Simultáneamente, el Gobierno se mantuvo aferrado a la generalizada hipocresía del discurso público nacional que asume que el Perú es el formal. De esta forma, al tiempo que el grueso de ese 70% de peruanos que trabajaba en la informalidad ya estaba en las calles, a buena parte del 20% de los trabajadores que desde la formalidad produce el 80% de nuestro PBI se le mantuvo encadenado con regulaciones a lo planificador soviético, o aún esperando su fase de reapertura. Es como si, habiendo perdido totalmente la batalla con el tema de la densidad en las calles, el Gobierno decidió amarrar lo único que podía: la producción. Solo cabe imaginar que apuesta a que, al menos así, da la impresión de que controla algo.

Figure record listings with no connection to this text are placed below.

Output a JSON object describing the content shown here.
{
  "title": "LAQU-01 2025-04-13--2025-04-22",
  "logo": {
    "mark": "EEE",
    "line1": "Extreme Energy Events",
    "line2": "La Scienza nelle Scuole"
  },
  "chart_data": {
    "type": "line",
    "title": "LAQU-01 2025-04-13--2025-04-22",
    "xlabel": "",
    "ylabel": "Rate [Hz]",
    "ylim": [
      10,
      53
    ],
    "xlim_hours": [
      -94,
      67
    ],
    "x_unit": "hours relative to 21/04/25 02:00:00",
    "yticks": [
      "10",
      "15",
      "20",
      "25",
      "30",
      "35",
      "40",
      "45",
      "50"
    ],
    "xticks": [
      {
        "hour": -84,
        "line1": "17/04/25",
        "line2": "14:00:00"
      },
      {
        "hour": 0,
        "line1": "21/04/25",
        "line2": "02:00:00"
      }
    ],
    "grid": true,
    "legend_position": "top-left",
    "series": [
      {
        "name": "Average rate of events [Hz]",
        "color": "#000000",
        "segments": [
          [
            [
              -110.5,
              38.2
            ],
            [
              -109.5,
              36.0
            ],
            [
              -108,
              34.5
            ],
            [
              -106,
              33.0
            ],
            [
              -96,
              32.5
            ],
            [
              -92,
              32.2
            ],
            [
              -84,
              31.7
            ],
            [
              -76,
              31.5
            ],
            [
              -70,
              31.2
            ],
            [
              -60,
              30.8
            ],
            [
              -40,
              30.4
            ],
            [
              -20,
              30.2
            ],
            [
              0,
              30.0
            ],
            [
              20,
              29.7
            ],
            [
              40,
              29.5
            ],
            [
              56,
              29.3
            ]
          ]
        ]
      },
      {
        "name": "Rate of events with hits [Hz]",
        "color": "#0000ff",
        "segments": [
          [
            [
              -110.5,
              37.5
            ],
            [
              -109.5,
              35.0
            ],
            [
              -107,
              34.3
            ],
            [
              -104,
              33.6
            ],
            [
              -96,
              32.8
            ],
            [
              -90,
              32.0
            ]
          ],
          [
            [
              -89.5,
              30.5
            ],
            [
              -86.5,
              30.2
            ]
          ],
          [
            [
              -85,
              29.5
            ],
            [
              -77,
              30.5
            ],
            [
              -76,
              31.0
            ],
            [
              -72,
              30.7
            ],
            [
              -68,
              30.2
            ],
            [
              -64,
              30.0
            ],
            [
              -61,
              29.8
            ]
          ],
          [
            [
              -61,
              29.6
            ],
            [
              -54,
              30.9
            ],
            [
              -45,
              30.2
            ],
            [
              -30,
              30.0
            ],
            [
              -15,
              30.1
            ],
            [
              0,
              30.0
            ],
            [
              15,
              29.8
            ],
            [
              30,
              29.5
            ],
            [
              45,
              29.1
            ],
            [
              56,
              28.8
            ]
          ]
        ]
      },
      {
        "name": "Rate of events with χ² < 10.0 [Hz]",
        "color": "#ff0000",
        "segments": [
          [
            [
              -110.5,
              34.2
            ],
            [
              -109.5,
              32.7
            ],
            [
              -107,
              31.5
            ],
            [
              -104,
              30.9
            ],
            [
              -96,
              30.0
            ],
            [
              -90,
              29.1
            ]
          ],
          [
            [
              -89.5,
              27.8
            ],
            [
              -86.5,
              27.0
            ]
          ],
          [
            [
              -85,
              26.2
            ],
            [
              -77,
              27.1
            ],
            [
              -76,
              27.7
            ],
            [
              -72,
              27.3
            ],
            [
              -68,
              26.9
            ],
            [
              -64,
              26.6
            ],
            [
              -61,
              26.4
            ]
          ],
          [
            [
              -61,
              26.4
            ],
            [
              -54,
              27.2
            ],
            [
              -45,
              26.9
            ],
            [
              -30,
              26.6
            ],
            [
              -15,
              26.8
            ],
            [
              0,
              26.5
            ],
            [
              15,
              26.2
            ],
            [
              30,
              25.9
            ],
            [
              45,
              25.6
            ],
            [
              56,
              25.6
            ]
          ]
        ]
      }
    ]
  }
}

Es difícil exagerar lo que una caída económica del tamaño pronosticado significa. La mayoría de los peruanos hoy vivos no han visto nunca algo así. Para mencionar un solo dato, estamos hablando de 3 millones de compatriotas que volverán a sumirse en la pobreza –con todas las desgracias que ella conlleva– en un solo año.
Cuando hablamos de literatura, el poder entrar en la suspensión de la incredulidad es un regalo porque nos permite vivir otras vidas. Pero cuando hablamos de política, es lo contrario, porque el cuento que nos cuentan mientras estamos entregados va sobre nuestra propia vida. Entonces, el vuelo de la imaginación, en lugar de uno de elevación, se vuelve de caída, y no acaba al momento pacífico de cerrar el libro, sino en el instante, tan iluminador como cruel, del contacto con el piso.